Na maioria esmagadora dos livros de autoajuda, uma das dicas mais evidentes é a de manter a autoestima em dia. E é verdade, sem autoestima, dificilmente a vida caminha de forma congruente, pois ela é a principal base do sucesso, tanto na vida pessoal, como na profissional. Porém, abordo hoje o contraponto dessa história, o excesso de autoconfiança. Preciso, antes de iniciar a dissertação sobre o assunto, explicar que essa característica é uma premissa para o sucesso, sim. Não venho, em hipótese alguma, incentivar a falta de confiança em si mesmo. O meu medo, entretanto, é que, em alguns casos, autoconfiança em excesso pode se confundir facilmente com um atributo que eu execro, a arrogância.
Conheço alguns casos de pessoas tão confiantes que, por conta disso, deixam de ouvir quaisquer opiniões alheias às suas. São pessoas, normalmente, orgulhosas, que não aceitam ajuda (acreditam ser autosuficientes), tentam abraçar o mundo sozinhas e crêem ser insubstituíveis. Muitas vezes, essas pessoas realmente são muito boas no que fazem e, por isso, tornam-se presunçosos, pois passam a achar que ninguém poderia fazer o seu trabalho com tanto esmero e perfeição.
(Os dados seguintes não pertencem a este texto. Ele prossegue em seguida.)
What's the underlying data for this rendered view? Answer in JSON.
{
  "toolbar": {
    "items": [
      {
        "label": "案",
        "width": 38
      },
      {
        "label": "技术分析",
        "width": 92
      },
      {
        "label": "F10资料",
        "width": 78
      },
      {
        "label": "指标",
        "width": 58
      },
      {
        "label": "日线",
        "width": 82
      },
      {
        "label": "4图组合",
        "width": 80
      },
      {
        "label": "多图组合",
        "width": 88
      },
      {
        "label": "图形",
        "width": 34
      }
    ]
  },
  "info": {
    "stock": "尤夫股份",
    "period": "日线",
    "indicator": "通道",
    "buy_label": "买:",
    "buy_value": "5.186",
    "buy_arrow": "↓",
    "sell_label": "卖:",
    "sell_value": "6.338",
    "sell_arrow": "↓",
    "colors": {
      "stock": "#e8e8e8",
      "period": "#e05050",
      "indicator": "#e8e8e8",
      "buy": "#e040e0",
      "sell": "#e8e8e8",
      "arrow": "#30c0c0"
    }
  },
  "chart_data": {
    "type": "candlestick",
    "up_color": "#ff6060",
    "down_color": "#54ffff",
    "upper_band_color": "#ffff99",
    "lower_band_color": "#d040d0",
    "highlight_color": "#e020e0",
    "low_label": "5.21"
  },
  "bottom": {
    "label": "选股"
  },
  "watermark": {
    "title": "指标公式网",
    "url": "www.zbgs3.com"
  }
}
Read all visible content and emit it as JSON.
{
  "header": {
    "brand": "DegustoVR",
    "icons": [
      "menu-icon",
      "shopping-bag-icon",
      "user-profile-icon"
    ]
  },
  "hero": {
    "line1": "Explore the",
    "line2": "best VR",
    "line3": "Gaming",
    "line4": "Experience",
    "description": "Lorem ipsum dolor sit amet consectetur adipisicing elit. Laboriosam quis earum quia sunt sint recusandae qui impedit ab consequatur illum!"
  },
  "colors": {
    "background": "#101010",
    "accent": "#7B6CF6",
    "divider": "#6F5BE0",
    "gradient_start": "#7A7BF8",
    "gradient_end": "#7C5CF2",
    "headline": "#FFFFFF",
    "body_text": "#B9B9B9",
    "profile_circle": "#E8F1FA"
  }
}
Mas é exatamente aí que elas pecam. Um profissional, quando é bom de verdade, não precisa ter medo de opiniões divergentes das suas. Pelo contrário, os melhores são aqueles que recebem as críticas, sejam elas positivas ou negativas, e as utilizam a favor de seu crescimento.
Afinal de contas, quem é perfeito? Infelizmente, essas pessoas acreditam ser tão completas, ao ponto de achar que não precisam aprender mais nada. Sua autoconfiança é tão exacerbada que jamais admitirão estar erradas em qualquer situação que seja, pelo contrário, têm a convicção de que sempre farão tudo de maneira impecável. E o pior, essas pessoas são certas de que seus chefes gostam tanto do seu trabalho, que jamais os demitirão, pelo contrário, farão de tudo para manter-lhes na equipe, custe o que custar. Não nego que, em alguns casos, isso realmente aconteça. Mas, também já vi casos em que a pessoa se via muito além do que ela realmente era. Ora, ninguém é insubstituível! Por melhor que um profissional possa ser, sempre haverá alguém com competências semelhantes, umas melhores e outras piores, mas que num conjunto podem ser tão bons quanto.
Infelizmente, dificilmente achamos profissionais desse tipo (excessivamente confiantes) rodeados de amigos, pois alguns chegam a ser insuportáveis de se conviver. Porém, tenho que dar o braço a torcer. Grande parte dessas pessoas são muito inteligentes. Aliás, a forma de se comportar de forma imponente, sem titubeios, faz com que elas sejam mais facilmente escolhidas para gerenciar equipes, por exemplo. Mas a cautela é devida da mesma forma. Quem não conhece a história da tartaruga e da lebre? Na verdade as duas acreditavam em suas competências, mas a lebre confiava em si tão demasiadamente que subestimou a capacidade de tartaruga. Quantas lebres você conhece?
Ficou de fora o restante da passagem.